Taxing the Poor? Questions Over Tinubu’s Fiscal Reforms

Bythecrusadersvoicetm

Mar 15, 2026

 

By Paul Okojie

Nigeria is currently navigating one of the most difficult economic periods in its recent history. Rising inflation, declining purchasing power, high unemployment, and the continued weakening of the naira have combined to create a harsh reality for millions of citizens. Yet, at a time when many Nigerians are struggling to survive, the federal government under Bola Ahmed Tinubu has intensified its push for expanded taxation.

At the centre of this evolving fiscal agenda is Taiwo Oyedele, a tax policy expert who recently moved from serving as chairman of the Presidential Committee on Fiscal Policy and Tax Reforms to his new role as Minister of State for Finance. His rise within the administration has been swift, and his influence over Nigeria’s emerging tax framework is widely acknowledged.

Supporters within government describe Oyedele as a technocrat tasked with modernizing Nigeria’s fragile revenue system. However, critics view his appointment with skepticism, arguing that the aggressive fiscal reforms being introduced risk placing additional burdens on a population already grappling with economic hardship.

Nigeria’s fiscal challenges are not new. For decades, the country relied heavily on crude oil revenues while maintaining one of the lowest tax-to-GDP ratios globally. Governments historically collected limited revenue from taxation, resorting instead to borrowing while postponing difficult structural reforms.

Yet the strategy currently being pursued raises fresh concerns.

Since assuming office, President Tinubu’s administration has introduced a series of sweeping economic policies. The removal of fuel subsidies led to an immediate surge in petrol prices, while the liberalization of the foreign exchange market triggered a sharp depreciation of the naira. The ripple effects have been felt across the economy, driving up the cost of transportation, food, and essential services.

For many households, these policy shifts have translated into a severe cost-of-living crisis.

Now, the government is entering the next phase of its economic reform agenda: a comprehensive overhaul of Nigeria’s tax system. The new framework championed by Oyedele aims to centralize tax administration, strengthen compliance mechanisms, and significantly expand the national tax net.

In principle, the objective is to build a modern and efficient revenue system capable of funding national development.

In practice, however, many Nigerians fear the reforms may deepen the financial strain already facing households and small businesses. Concerns have also been raised about transparency within the legislative process, following reports that a member of the House of Representatives identified discrepancies between the version of the tax legislation passed by lawmakers and the document eventually signed into law.

Economic reforms rarely operate in isolation; they unfold within complex social realities. In advanced economies, tax expansion typically occurs alongside robust social safety nets, reliable public services, and clear accountability in governance.

Nigeria offers no such assurances.

Public infrastructure remains inadequate, electricity supply is inconsistent, healthcare systems are overstretched, and recurring corruption scandals continue to erode public confidence in government institutions. For many citizens, the question therefore becomes unavoidable: why should taxpayers contribute more when public service delivery remains weak?
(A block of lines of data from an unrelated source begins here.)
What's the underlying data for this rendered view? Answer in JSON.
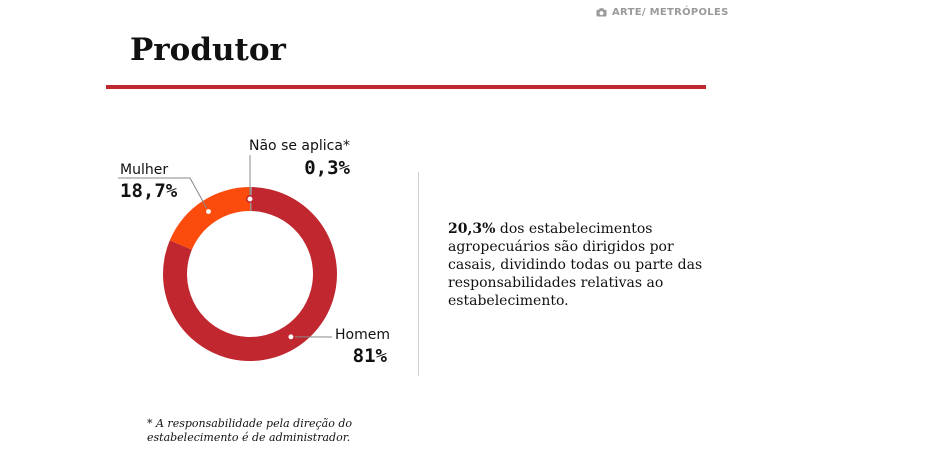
{
  "credit": {
    "text": "ARTE/ METRÓPOLES",
    "icon": "camera-icon"
  },
  "title": "Produtor",
  "colors": {
    "accent": "#c0272f",
    "homem": "#c0272f",
    "mulher": "#fc4c0d",
    "nao_se_aplica": "#999999"
  },
  "chart_data": {
    "type": "pie",
    "donut": true,
    "title": "",
    "slices": [
      {
        "label": "Não se aplica*",
        "value": 0.3,
        "display": "0,3%",
        "color": "#999999"
      },
      {
        "label": "Homem",
        "value": 81,
        "display": "81%",
        "color": "#c0272f"
      },
      {
        "label": "Mulher",
        "value": 18.7,
        "display": "18,7%",
        "color": "#fc4c0d"
      }
    ]
  },
  "body": {
    "highlight": "20,3%",
    "text": " dos estabelecimentos agropecuários são dirigidos por casais, dividindo todas ou parte das responsabilidades relativas ao estabelecimento."
  },
  "footnote": "* A responsabilidade pela direção do estabelecimento é de administrador."
}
This tension represents a central contradiction in the administration’s fiscal strategy.

By prioritizing revenue expansion without first restoring trust in governance, the government risks creating the perception that its reforms are focused more on filling state coffers than improving citizens’ welfare. Without visible investments in job creation, social protection, and support for micro, small and medium-scale enterprises (MSMEs), increased taxation may be viewed not as reform, but as economic pressure on an already struggling population.

The implications are not purely economic, they are also political.

History demonstrates that taxation without visible public benefits can erode government legitimacy. When citizens believe they are paying more while receiving less in return, frustration grows, resentment deepens, and political stability can become fragile. For a country still consolidating its democratic institutions, such tensions carry significant risks.

None of this suggests that tax reform is unnecessary. Nigeria must eventually broaden its revenue base if it hopes to finance critical investments in infrastructure, education, healthcare, and long-term development for its rapidly expanding population.

However, reforms must be balanced, humane, and carefully sequenced.

What Nigerians urgently need today are policies that stimulate economic recovery, generate employment, and expand opportunities. Any fiscal reform perceived as “taxing poverty” risks undermining the very economic stability it seeks to achieve.

As Taiwo Oyedele settles into his new ministerial role, he faces the difficult task of proving that the reforms under his watch will strengthen Nigeria’s fiscal future without worsening the hardship faced by ordinary citizens.

If successful, he may ultimately be remembered as the technocrat who helped stabilize Nigeria’s public finance system. If not, history may judge his legacy far more critically, as the architect of a taxation regime introduced at a time when millions of Nigerians were already struggling to stay afloat.

For many Nigerians, the coming years will determine which version of that legacy prevails.